BİBERDİ DOMATES OLDU

Amed’deyken dayı başı tarafından biber toplamaya gidileceğinin söylendiğini ama yolu yarıladıktan sonra biberlere hastalık bulaştığın ve toplanamayacağına dair telefon geldiğini aktaran Yıldız, şunları paylaştı: “Bu yüzden üzüm toplamak için işçi aradığını söyledi. Manisa’ya ayak basınca da üzümün bir ay sonra başlayacağını, boş kalmamak için hasadı erken başlayan domates aradığını söyledi. 50- 60 gün garanti çalışma sözü verdiler. 15 gün boş yere iş bulabilmek için bekledik ve en nihayetinde işe başladık.

ÇALIŞMA SAATİ YOK

Domateste farklı toplama teknikleri var.
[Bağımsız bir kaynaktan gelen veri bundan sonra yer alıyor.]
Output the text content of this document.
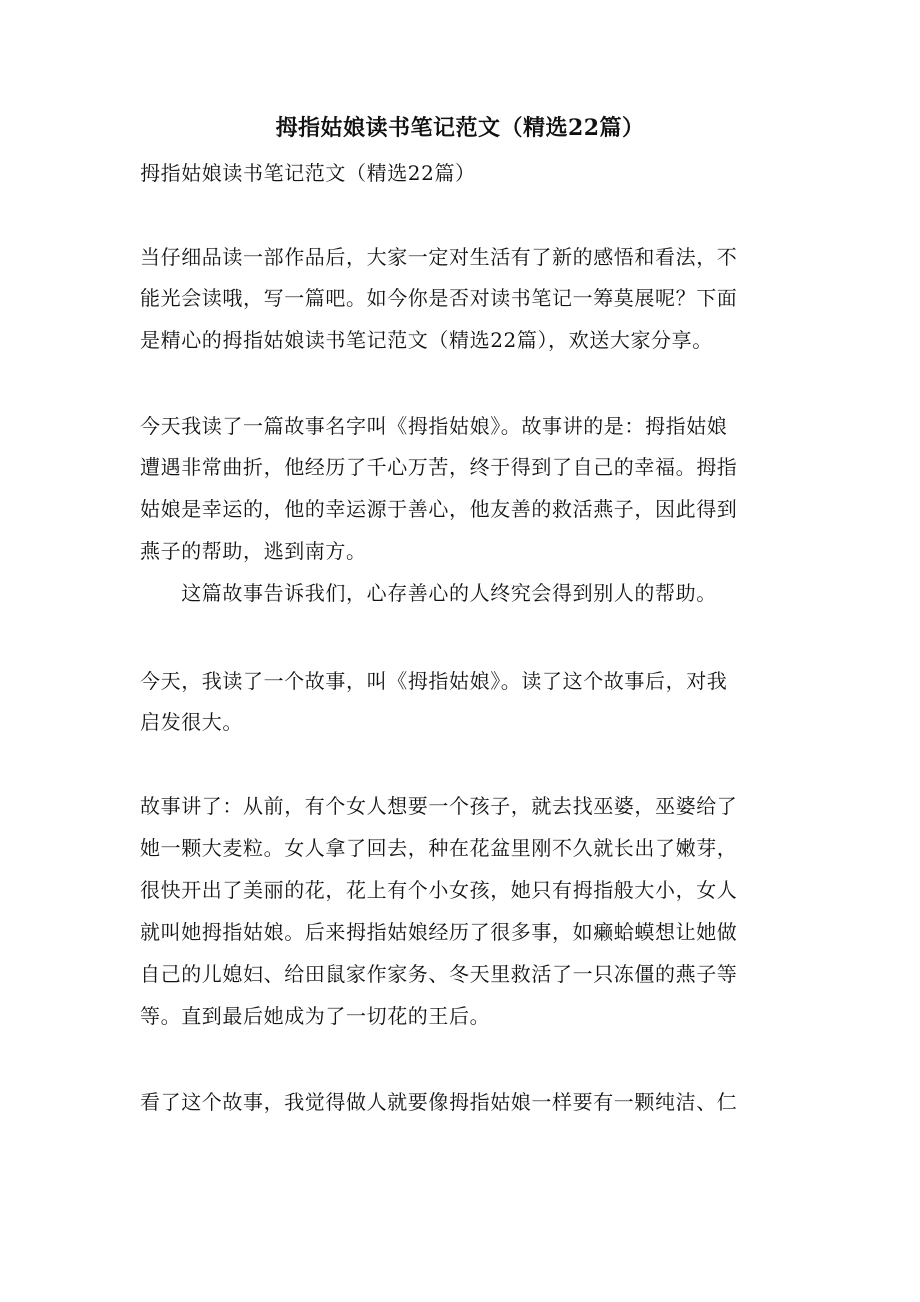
拇指姑娘读书笔记范文（精选22篇）
拇指姑娘读书笔记范文（精选22篇）
当仔细品读一部作品后，大家一定对生活有了新的感悟和看法，不
能光会读哦，写一篇吧。如今你是否对读书笔记一筹莫展呢？下面
是精心的拇指姑娘读书笔记范文（精选22篇），欢送大家分享。
今天我读了一篇故事名字叫《拇指姑娘》。故事讲的是：拇指姑娘
遭遇非常曲折，他经历了千心万苦，终于得到了自己的幸福。拇指
姑娘是幸运的，他的幸运源于善心，他友善的救活燕子，因此得到
燕子的帮助，逃到南方。
　　这篇故事告诉我们，心存善心的人终究会得到别人的帮助。
今天，我读了一个故事，叫《拇指姑娘》。读了这个故事后，对我
启发很大。
故事讲了：从前，有个女人想要一个孩子，就去找巫婆，巫婆给了
她一颗大麦粒。女人拿了回去，种在花盆里刚不久就长出了嫩芽，
很快开出了美丽的花，花上有个小女孩，她只有拇指般大小，女人
就叫她拇指姑娘。后来拇指姑娘经历了很多事，如癞蛤蟆想让她做
自己的儿媳妇、给田鼠家作家务、冬天里救活了一只冻僵的燕子等
等。直到最后她成为了一切花的王后。
看了这个故事，我觉得做人就要像拇指姑娘一样要有一颗纯洁、仁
Ton hesabı toplayınca herkes bir arada çalışıyor ve çalışıp çalışmayan herkes aynı parayı alıyor. Yani çok çalışan hem kendi hem de az çalışanın yevmiyesini çıkarmak zorunda. Bir de kasa işi toplama var. 40 kasa 75 TL. Akşama kadar güneşin altında çalışıyorsun 50-60 kasa zor dolduruyorsun. Domatesler küçük, hepsi ot içinde. Bir de bunların içinde domatesleri seçmemizi istiyorlar. ‘Küçük girmeyecek’, ‘çürük girmeyecek’, ‘ot, toprak girmeyecek’ deniliyor. Gün sonunda 50-60 kasa topluyoruz, topladıklarımızdan on tanesi ise dayı başına gidiyor. Çalışma saati yok. Sabah en geç 4.30-5.00 gibi traktörle çıkıyoruz. Dönüş de belirsiz. Bazen erken bazen de gece karanlığına kalıyoruz. 20 günden fazladır buradayız.”

BİR EVDE 20-30 KİŞİ

Amed’den gelmeden önce kalacak yer olarak elektriği, suyu içindeki eşyaları vs. olan ev sözü verildiğini kaydeden Yıldız, şunları ifade etti: “Geldik gördük ki v demeye bin şahit lazım. 20- 30 kişilik bir ekibiz, dört beş odalı bir evdeyiz. Burada bir tek tuvalet, bir banyo var. Bunların sırasına girsek iki saat sıra bitmez. Tuvalet ihtiyacımız için camiye gidiyoruz. Aslında söylenecek daha çok şey var ama duymak, dinlemek isteyen çok kişi olduğunu sanmıyorum.”